Brian M Harman, MBA is the co-author of Learn Laugh Lead: How to Avoid a Huge Leadersh*t. This interview touches on the major themes of the book and his professional experiences. Harman will be presenting a seminar at Golden Gate University, along with his co-author, Stephanie Taglianetti, on Wednesday, August 15, from 12-1pm (Room 5210).
What smells so bad in the business world, as your title suggests?
In my four or five serious corporate and academic jobs, I’ve had only one decent boss. After asking around, it appears this is way too common. Leaders have a responsibility to be better and set better examples. Today’s politicians and celebrities in media don’t help matters. Name ten role models, quick! Good luck…
Why do leaders need a story?
By creating your story you learn a lot about yourself through self-awareness. It forces you to articulate your values and goals. Once you have written goals, you are a leader. By telling your story, you are leading.
How do you develop into a leader if you are not “the type”?
In the book, we spend a lot of time discussing emotional components. Leaders are highly intelligent with their emotions so I would always start on self-esteem and emotional intelligence. The advanced leaders work on things like humor and negotiation — also known as the “X-Games” of leadership.
How do you get the stories across?
Practice in every possible moment. Every meeting is an opportunity to practice storytelling. My coach at the gym, Emily, says: “If you want a six pack, turn everything into a core exercise.” The same advice applies here. You need to be disciplined and vulnerable to try, always. Turn everything into a moment to practice.
Many leaders come out of a technical field or have training in a given profession. What if they don’t know what their story is?
Read a book about it. Seriously. In this book or any book. This year, in Lima, Peru, I taught a week-long intensive course on storytelling to a class of grad students (engineers and doctors). We start with a purposely vague question: “Tell me your story of the world.” Slowly, we get past surface level banter into deep conversation about who they really are.
“Learn” is one of the three words in your book’s title…
Learning is about listening, which is the most important leadership skill. We interviewed many executives for the book, including a college president. The first time I met this guy, he was staring at my lips; and I was so confused that I stopped and asked if he could not hear me. He said: “I am just trying to absorb what you’re saying.” Instead of interrupting or talking, he said things like ‘tell me more.’ Open-ended. This kind of listening works in business and personal relationships. Also, you can’t listen with your mouth open.

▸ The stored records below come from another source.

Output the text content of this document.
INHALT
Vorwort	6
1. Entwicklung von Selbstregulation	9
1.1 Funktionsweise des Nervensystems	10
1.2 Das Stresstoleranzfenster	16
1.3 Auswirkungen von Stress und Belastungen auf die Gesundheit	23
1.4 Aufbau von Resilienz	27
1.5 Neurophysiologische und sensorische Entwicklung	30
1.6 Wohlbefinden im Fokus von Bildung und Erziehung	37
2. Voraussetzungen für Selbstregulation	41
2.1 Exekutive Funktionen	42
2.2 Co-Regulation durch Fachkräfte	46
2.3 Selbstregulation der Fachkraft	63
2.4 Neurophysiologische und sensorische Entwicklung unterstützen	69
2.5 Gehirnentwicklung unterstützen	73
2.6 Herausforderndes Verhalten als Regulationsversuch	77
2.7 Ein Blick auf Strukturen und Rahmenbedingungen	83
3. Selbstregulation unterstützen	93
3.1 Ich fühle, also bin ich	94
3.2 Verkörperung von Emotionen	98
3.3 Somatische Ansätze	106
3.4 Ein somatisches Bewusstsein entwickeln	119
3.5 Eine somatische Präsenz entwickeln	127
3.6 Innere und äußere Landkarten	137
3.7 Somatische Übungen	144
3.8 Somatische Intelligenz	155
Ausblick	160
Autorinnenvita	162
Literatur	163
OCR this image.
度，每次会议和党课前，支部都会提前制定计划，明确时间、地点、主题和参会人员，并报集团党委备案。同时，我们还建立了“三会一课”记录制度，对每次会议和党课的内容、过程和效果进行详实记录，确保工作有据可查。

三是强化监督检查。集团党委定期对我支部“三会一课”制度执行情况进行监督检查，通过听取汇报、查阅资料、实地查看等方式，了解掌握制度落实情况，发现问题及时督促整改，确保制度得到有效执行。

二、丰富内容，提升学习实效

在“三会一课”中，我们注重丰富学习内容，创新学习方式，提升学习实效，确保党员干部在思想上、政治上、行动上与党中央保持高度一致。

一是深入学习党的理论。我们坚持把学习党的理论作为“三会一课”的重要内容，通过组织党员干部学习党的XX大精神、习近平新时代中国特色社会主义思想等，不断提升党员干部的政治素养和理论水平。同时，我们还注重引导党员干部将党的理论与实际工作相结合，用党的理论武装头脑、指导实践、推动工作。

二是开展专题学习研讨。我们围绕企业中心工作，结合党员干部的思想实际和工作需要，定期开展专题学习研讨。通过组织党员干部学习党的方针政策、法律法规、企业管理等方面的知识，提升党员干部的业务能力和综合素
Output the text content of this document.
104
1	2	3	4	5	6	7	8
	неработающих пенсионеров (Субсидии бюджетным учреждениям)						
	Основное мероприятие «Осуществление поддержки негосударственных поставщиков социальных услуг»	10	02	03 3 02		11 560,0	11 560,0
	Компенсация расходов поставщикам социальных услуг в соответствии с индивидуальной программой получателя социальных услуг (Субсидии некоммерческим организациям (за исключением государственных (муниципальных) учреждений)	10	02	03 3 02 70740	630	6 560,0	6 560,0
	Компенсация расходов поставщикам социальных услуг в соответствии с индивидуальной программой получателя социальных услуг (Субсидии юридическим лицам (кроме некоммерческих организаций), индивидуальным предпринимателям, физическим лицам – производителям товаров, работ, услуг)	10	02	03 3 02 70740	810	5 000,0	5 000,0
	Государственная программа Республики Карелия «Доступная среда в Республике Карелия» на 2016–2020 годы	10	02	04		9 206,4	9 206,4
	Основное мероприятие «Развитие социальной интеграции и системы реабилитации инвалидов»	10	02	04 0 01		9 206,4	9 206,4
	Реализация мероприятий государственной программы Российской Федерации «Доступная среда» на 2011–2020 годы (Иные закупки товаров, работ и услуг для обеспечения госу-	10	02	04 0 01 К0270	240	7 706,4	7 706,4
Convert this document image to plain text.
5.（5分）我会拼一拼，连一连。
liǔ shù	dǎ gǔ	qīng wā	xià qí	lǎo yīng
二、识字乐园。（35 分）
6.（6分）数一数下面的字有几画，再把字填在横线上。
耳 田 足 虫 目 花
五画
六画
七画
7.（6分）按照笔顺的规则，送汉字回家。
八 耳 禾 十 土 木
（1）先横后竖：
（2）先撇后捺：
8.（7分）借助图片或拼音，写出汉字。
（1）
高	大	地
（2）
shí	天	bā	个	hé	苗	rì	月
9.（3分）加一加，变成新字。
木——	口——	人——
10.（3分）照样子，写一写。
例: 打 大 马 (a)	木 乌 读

How do you build a story for a presentation?
Many researchers that study stories find that structure matters more than content. The PowerPoint can become that story, if you picture mountain shape. The left is the setting and context of the story, and the top is the emotional climax. The slant up is the struggle to the top. It builds tension, so it increases our cortisol levels at the peak of the mountain. After that moment of climax, you can come back down with examples or confirming statements. At the bottom right part of the triangle, you get to the call-to-action or next steps. People also do not prepare enough, and they are left with a PowerPoint that does not create an emotional response. You need to make your presentation a work of art that connects our hearts.
What’s so funny about business?
Everything about life is funny if you find the funniest part about everything in life. Always remember that the universe does not care about you, so it is OK to relax and enjoy things. Find the funny.
If I walk into an office and see people working, how would I know that it “smells good”? Would I know there is good leadership?
Thinking of leadership as a smell is a good idea because, in many ways, it is. Great leaders make you feel better instantly, with a smile, with a comment, with a story, or with inspiration. Back when I had neck surgery in 2014, I returned to work and one day walked into a meeting. The COO was sitting closest to the door at the end of the long boardroom table. He saw me trying to “robot” my way through the big doorway and struggling with the heavy door. He jumped out of his seat, grabbed the door, and insisted that I take his seat. He then told everyone to move down one so he could sit next to me. Everyone was a lot nicer to me after that day, because he made it clear that we take care of our people here. That type of compassion and assertiveness to demonstrate values is what good leadership “smells like” — and you can feel it right away.